Saw this one a while back and it's adorable. It's not quite the sixties but the same themes apply as in "Yours, Mine and Ours" and "Take Her, She's Mine" - the parents spend a lot of time shaking their heads in dismay at Kids These Days. But at least in this one the parents have their own conniving schemes - with the British Mum determined to get the most noble young man for her new step-daughter.

Sandra Dee in classic Sandra Dee fashion is crazy for a young drummer, despite being introduced to all the nice young society men at the parties of The Season in London she insists on dancing with a member of the band.

It's fun to see that the debutantes are direct descendants of the noble young ladies depicted in historical romance novels - only we're catching an imaginary version of the events as they faded into modern times. Rock'n'Roll was about to blow the waltz out of the water.

In a twist at the end the young drummer turns out to be more noble than the young gentlemen of the ball.

Rex Harrison is very funny as the overprotective father.

This is a favorite, will definitely watch again.

Here Comes the Groom (1951)

I almost missed out on blogging this one!

After the war, a war correspondent exasperates his fiance by staying in France, trying to convince families back home in America to adopt war orphans. She sends him a sort of a Dear John letter bemoaning all the children she should have if they had been married when they should have.

This gives him an idea to surprise her with an orphan.

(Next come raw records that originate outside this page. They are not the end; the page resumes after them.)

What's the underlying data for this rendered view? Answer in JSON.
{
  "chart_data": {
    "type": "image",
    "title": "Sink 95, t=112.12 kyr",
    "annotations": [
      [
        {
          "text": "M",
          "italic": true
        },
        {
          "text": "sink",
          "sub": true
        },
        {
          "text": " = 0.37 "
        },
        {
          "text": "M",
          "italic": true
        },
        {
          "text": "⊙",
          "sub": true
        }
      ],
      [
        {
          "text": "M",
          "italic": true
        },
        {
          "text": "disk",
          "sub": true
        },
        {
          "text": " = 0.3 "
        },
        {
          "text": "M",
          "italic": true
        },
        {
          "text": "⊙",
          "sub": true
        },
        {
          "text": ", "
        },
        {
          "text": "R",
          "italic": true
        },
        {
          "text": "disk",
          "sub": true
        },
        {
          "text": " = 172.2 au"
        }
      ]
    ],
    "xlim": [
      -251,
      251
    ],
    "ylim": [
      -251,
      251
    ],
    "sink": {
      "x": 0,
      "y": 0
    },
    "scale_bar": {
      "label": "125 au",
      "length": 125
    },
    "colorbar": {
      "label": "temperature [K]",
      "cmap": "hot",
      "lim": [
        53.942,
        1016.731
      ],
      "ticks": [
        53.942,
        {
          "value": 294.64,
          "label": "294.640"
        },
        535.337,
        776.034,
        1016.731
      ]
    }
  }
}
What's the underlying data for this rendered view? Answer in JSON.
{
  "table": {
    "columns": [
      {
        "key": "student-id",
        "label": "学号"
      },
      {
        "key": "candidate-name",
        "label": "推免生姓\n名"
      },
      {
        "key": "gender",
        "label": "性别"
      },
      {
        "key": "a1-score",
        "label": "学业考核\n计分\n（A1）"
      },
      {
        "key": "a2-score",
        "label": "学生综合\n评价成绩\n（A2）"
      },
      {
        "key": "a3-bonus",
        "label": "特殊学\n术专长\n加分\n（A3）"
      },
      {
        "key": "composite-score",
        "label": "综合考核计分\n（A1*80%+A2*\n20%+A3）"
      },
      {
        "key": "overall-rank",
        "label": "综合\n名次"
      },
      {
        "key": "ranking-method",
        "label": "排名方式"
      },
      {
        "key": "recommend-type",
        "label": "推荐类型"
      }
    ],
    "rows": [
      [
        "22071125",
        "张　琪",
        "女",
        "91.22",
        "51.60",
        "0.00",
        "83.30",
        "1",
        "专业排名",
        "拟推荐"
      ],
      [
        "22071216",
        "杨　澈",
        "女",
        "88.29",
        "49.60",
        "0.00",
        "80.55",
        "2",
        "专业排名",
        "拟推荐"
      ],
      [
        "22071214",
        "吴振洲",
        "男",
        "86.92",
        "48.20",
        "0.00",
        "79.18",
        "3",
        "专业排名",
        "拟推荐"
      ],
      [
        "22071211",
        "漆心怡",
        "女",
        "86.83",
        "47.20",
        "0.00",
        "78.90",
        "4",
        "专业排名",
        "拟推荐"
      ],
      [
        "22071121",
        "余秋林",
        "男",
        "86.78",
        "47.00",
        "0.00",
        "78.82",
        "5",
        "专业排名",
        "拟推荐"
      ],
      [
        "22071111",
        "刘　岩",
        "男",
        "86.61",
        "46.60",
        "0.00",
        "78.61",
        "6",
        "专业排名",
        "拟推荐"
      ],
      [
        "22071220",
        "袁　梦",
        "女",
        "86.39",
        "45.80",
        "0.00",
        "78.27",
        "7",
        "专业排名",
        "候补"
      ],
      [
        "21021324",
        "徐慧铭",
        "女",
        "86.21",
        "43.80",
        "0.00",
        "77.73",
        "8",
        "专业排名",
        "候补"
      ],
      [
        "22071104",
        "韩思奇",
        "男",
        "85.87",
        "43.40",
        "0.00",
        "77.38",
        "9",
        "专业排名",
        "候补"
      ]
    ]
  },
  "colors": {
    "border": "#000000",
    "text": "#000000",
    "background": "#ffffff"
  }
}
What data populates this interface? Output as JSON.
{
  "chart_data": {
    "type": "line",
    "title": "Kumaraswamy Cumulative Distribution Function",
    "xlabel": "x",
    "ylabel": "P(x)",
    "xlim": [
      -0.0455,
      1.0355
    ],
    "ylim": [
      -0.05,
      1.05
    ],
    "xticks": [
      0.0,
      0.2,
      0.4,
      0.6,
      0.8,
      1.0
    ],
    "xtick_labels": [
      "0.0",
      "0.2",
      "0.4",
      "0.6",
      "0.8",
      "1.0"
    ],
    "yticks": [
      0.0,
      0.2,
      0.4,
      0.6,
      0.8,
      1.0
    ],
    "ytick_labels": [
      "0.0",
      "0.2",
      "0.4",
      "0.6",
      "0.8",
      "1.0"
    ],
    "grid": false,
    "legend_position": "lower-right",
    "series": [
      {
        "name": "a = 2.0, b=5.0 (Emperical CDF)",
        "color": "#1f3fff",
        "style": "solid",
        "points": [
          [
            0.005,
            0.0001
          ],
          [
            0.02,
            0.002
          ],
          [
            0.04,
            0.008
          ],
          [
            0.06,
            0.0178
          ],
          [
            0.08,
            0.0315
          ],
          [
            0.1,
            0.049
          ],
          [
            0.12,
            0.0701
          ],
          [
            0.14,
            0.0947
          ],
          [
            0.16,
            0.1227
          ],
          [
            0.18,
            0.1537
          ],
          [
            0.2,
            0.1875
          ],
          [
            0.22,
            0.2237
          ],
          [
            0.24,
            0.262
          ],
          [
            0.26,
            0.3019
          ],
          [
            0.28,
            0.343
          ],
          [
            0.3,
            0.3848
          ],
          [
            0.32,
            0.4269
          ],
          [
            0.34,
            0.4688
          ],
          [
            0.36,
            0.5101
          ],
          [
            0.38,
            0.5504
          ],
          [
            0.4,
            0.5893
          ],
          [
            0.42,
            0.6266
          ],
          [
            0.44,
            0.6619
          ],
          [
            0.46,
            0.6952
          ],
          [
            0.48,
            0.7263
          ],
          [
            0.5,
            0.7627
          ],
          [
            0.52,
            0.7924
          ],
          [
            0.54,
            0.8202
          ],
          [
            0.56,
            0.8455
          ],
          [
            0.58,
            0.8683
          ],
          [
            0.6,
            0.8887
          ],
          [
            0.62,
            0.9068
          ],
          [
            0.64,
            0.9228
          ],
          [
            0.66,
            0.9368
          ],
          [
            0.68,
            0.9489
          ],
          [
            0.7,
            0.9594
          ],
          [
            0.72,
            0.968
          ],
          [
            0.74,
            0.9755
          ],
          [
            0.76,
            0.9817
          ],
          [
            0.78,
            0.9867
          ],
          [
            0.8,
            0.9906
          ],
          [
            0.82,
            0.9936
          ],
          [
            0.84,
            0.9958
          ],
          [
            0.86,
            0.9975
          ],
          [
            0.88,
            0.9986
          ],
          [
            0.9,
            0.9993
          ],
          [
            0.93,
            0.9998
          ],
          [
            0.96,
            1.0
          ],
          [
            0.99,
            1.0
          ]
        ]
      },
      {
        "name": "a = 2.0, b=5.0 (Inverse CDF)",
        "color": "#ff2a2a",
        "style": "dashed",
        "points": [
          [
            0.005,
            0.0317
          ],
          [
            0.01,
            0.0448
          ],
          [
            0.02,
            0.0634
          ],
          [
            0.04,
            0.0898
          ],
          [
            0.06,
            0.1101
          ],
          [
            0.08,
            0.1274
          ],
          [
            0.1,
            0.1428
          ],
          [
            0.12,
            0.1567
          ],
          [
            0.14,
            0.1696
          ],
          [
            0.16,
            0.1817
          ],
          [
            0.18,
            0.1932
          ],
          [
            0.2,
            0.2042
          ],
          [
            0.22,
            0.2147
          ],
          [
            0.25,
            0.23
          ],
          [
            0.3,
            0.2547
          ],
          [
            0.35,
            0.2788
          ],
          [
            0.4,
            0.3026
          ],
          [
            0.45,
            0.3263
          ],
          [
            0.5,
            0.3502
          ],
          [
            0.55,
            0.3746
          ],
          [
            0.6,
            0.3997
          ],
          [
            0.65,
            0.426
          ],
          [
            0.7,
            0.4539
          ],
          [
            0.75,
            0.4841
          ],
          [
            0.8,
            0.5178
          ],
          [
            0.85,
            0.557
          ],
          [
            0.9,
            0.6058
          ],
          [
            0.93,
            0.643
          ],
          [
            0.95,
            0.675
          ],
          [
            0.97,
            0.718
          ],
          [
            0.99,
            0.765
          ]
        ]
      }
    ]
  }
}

In the first half hour of the film, the most memorable moment comes when a young orphan girl sings Caro Nome. They just let her sing the whole thing without interruption, and it's beautiful. It doesn't necessarily make some greater point in the movie, but it's moving, and it's something that would never happen in a modern movie, I'm sure. It doesn't feel like a moment too long.

The comedy picks up when you get back to America with Bing, orphans in tow, and learn that our girl back home has left him and it is the eve of her marriage to a blue-blooded millionaire.

Of course that doesn't discourage Bing - the hijinks that follow are partly about the clash of cultures when the humble daughter of a fisherman marries into a family of high breeding. It's more of a send-up of the wealthy than of the working class, but it does play both ways.

In the middle of it all is Bing, using wrestling to loosen up the upper class and bring them down to his level.

This movie is darling and wonderful. Four stars, will definitely watch again!